De stortvloed aan regels is "nu buitensporig": "In plaats van bedrijven te ondersteunen in hun praktijk en ze vrijheid te geven voor ideeën, innovaties en ontwikkeling, moeten ze honderden documenten en rapporten invullen."
Eenzijdige nationale benaderingen van portalen en regelgeving
Bedrijven in andere EU-landen worden vaak geconfronteerd met administratieve portals die niet in het Engels werken, maar alleen in de nationale taal - ook hier is Duitsland geen rolmodel. E-commerce heeft te lijden onder het feit dat in de postordersector verschillende re-labelling vereist is afhankelijk van het land.

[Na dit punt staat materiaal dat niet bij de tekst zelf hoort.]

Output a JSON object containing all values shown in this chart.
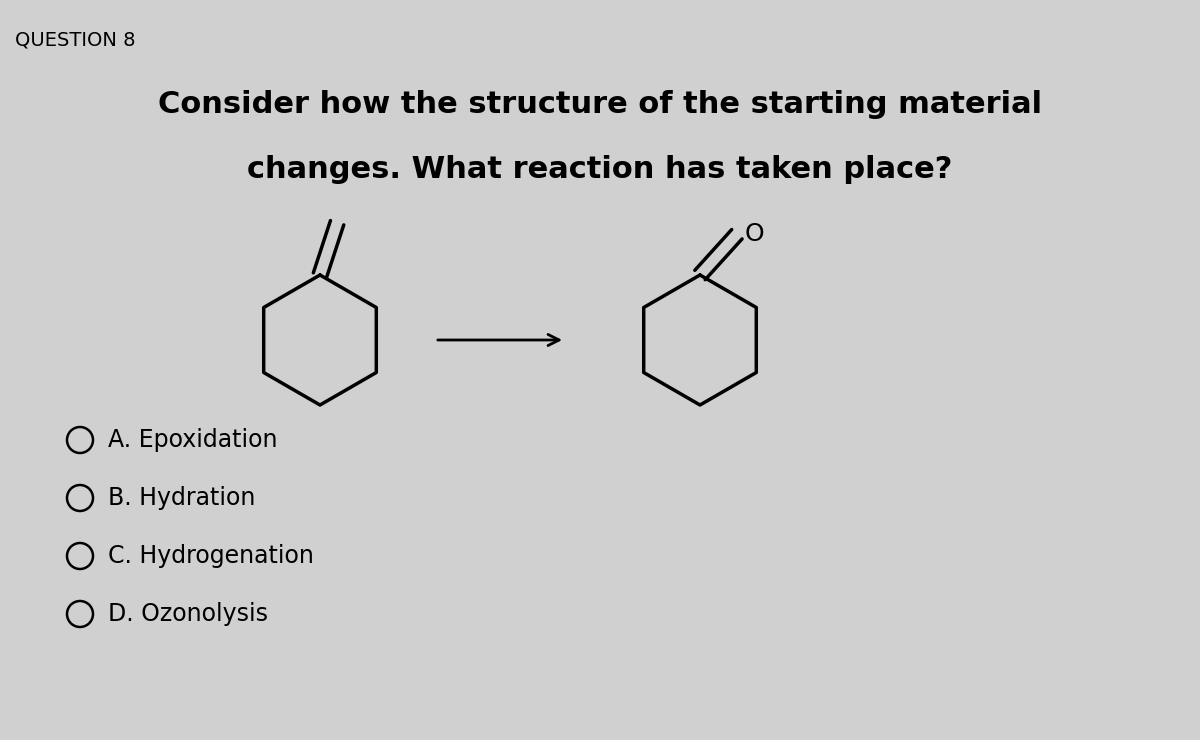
{
  "title": "QUESTION 8",
  "question_line1": "Consider how the structure of the starting material",
  "question_line2": "changes. What reaction has taken place?",
  "options": [
    "A. Epoxidation",
    "B. Hydration",
    "C. Hydrogenation",
    "D. Ozonolysis"
  ],
  "bg_color": "#d0d0d0",
  "text_color": "#000000",
  "title_fontsize": 14,
  "question_fontsize": 22,
  "option_fontsize": 17
}
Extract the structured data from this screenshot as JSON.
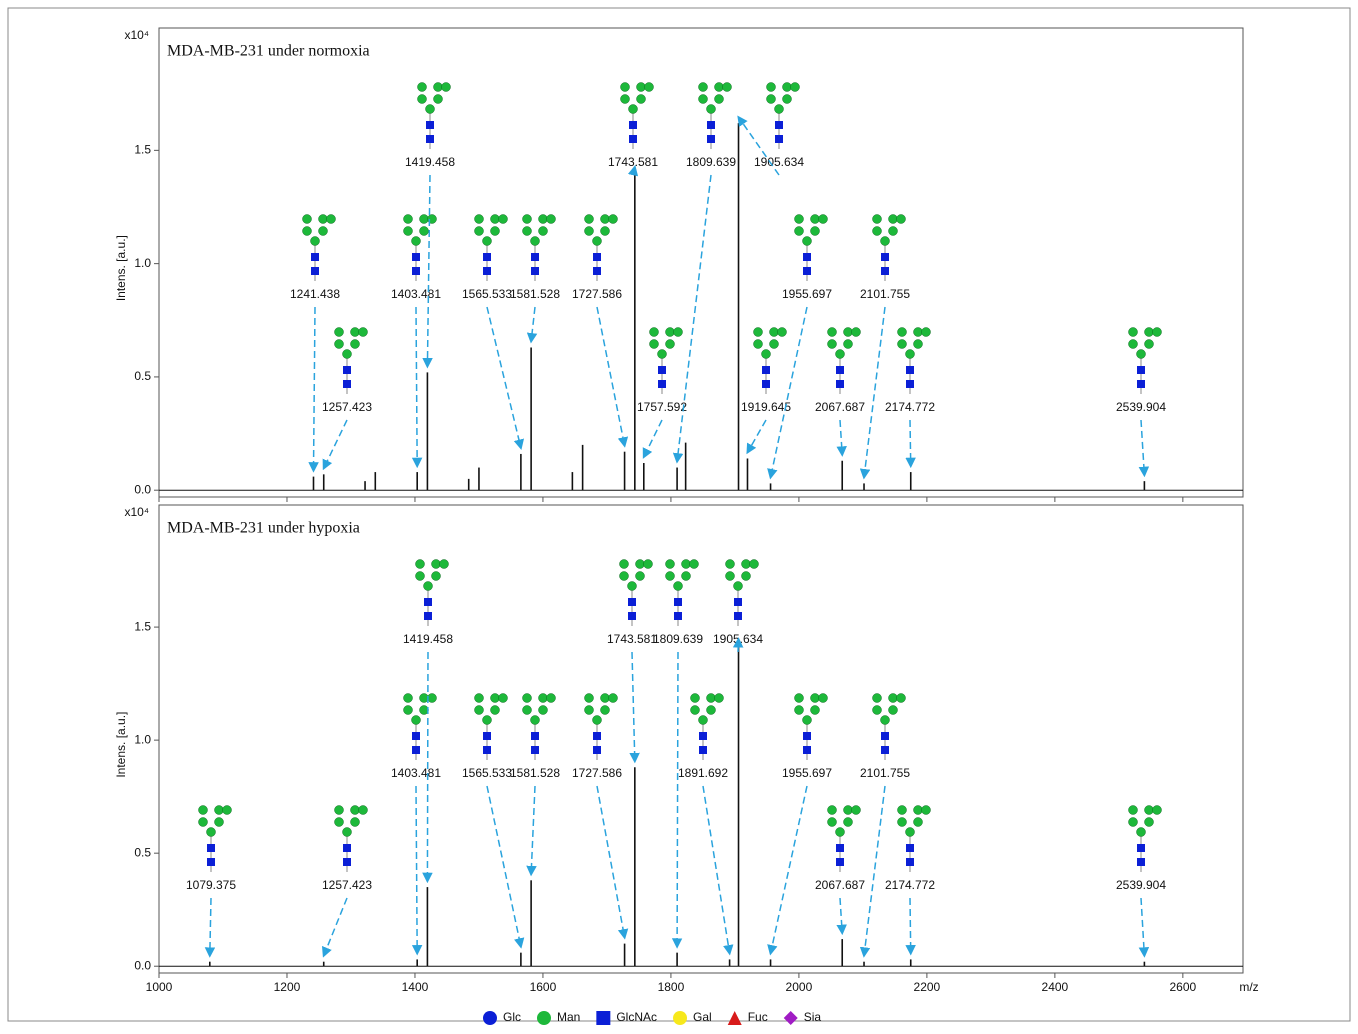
{
  "chart_data": [
    {
      "type": "stick",
      "title": "MDA-MB-231 under normoxia",
      "multiplier": "x10⁴",
      "ylabel": "Intens. [a.u.]",
      "xlim": [
        1000,
        2694
      ],
      "ylim": [
        -0.03,
        2.04
      ],
      "xticks": [
        1000,
        1200,
        1400,
        1600,
        1800,
        2000,
        2200,
        2400,
        2600
      ],
      "yticks": [
        {
          "value": 0,
          "label": "0.0"
        },
        0.5,
        {
          "value": 1,
          "label": "1.0"
        },
        1.5
      ],
      "color": "#111111",
      "x": [
        1241.438,
        1257.423,
        1322,
        1338,
        1403.481,
        1419.458,
        1484,
        1500,
        1565.533,
        1581.528,
        1646,
        1662,
        1727.586,
        1743.581,
        1757.592,
        1809.639,
        1823,
        1905.634,
        1919.645,
        1955.697,
        2067.687,
        2101.755,
        2174.772,
        2539.904
      ],
      "values": [
        0.06,
        0.07,
        0.04,
        0.08,
        0.08,
        0.52,
        0.05,
        0.1,
        0.16,
        0.63,
        0.08,
        0.2,
        0.17,
        1.4,
        0.12,
        0.1,
        0.21,
        1.62,
        0.14,
        0.03,
        0.13,
        0.03,
        0.08,
        0.04
      ],
      "annotations": [
        1241.438,
        1257.423,
        1403.481,
        1419.458,
        1565.533,
        1581.528,
        1727.586,
        1743.581,
        1757.592,
        1809.639,
        1905.634,
        1919.645,
        1955.697,
        2067.687,
        2101.755,
        2174.772,
        2539.904
      ]
    },
    {
      "type": "stick",
      "title": "MDA-MB-231 under hypoxia",
      "multiplier": "x10⁴",
      "ylabel": "Intens. [a.u.]",
      "xlabel": "m/z",
      "xlim": [
        1000,
        2694
      ],
      "ylim": [
        -0.03,
        2.04
      ],
      "xticks": [
        1000,
        1200,
        1400,
        1600,
        1800,
        2000,
        2200,
        2400,
        2600
      ],
      "yticks": [
        {
          "value": 0,
          "label": "0.0"
        },
        0.5,
        {
          "value": 1,
          "label": "1.0"
        },
        1.5
      ],
      "color": "#111111",
      "x": [
        1079.375,
        1257.423,
        1403.481,
        1419.458,
        1565.533,
        1581.528,
        1727.586,
        1743.581,
        1809.639,
        1891.692,
        1905.634,
        1955.697,
        2067.687,
        2101.755,
        2174.772,
        2539.904
      ],
      "values": [
        0.02,
        0.02,
        0.03,
        0.35,
        0.06,
        0.38,
        0.1,
        0.88,
        0.06,
        0.03,
        1.42,
        0.03,
        0.12,
        0.02,
        0.03,
        0.02
      ],
      "annotations": [
        1079.375,
        1257.423,
        1403.481,
        1419.458,
        1565.533,
        1581.528,
        1727.586,
        1743.581,
        1809.639,
        1891.692,
        1905.634,
        1955.697,
        2067.687,
        2101.755,
        2174.772,
        2539.904
      ]
    }
  ],
  "legend": [
    {
      "name": "Glc",
      "color": "#0b1fd6",
      "shape": "circle"
    },
    {
      "name": "Man",
      "color": "#1db83a",
      "shape": "circle"
    },
    {
      "name": "GlcNAc",
      "color": "#0b1fd6",
      "shape": "square"
    },
    {
      "name": "Gal",
      "color": "#f7e81c",
      "shape": "circle"
    },
    {
      "name": "Fuc",
      "color": "#d81b1b",
      "shape": "triangle"
    },
    {
      "name": "Sia",
      "color": "#a01cc4",
      "shape": "diamond"
    }
  ]
}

En de problemen blijven zich op grote schaal voordoen: de Europese Due Diligence Act is niet alleen van toepassing buiten de EU - de wetgevers gaan er dus van uit dat de interne markt zelf niet langer kan worden beschouwd als een plaats van rechtmatige handel. Tegelijkertijd hebben bedrijven steeds meer twijfels over de rechtsstaat in individuele lidstaten, terwijl de EU tegelijkertijd de investeringsbescherming voor bedrijven aan het inperken is.
Er dreigt een rechtelijke verwaarlozing van de interne markt
Deze en andere voorbeelden uit het onderzoek maken volgens Wernicke duidelijk: "Goede doelen rechtvaardigen geen slechte regelgeving. Het risico bestaat dat de interne markt juridisch wordt verwaarloosd als de gewaarborgde vrijheden van de markt, ook in de digitale economie, niet langer gegarandeerd zijn."
In sommige gevallen overwegen bedrijven om zich helemaal terug te trekken uit individuele EU-landen vanwege de ingewikkelde procedures of beperkte rechtsbescherming. "Dat zou het tegenovergestelde zijn van waar de interne markt van de EU eigenlijk voor staat. Het zal ons allemaal treffen," waarschuwt het hoofd juridisch adviseur van de DIHK. Het zijn immers de consumenten die er samen met de bedrijven onder zullen lijden. De kosten als gevolg van bureaucratie en juridische onzekerheden zullen uiteindelijk ook voor hen een last zijn.
Wernicke: "Politici moeten zich concentreren op de essentie: Rechtszekerheid, de rechtsstaat en vrije concurrentie op de interne markt zijn belangrijke vestigingsfactoren die moeten worden gewaarborgd voordat er steeds nieuwe en nauwelijks verenigbare politieke doelen worden gesteld."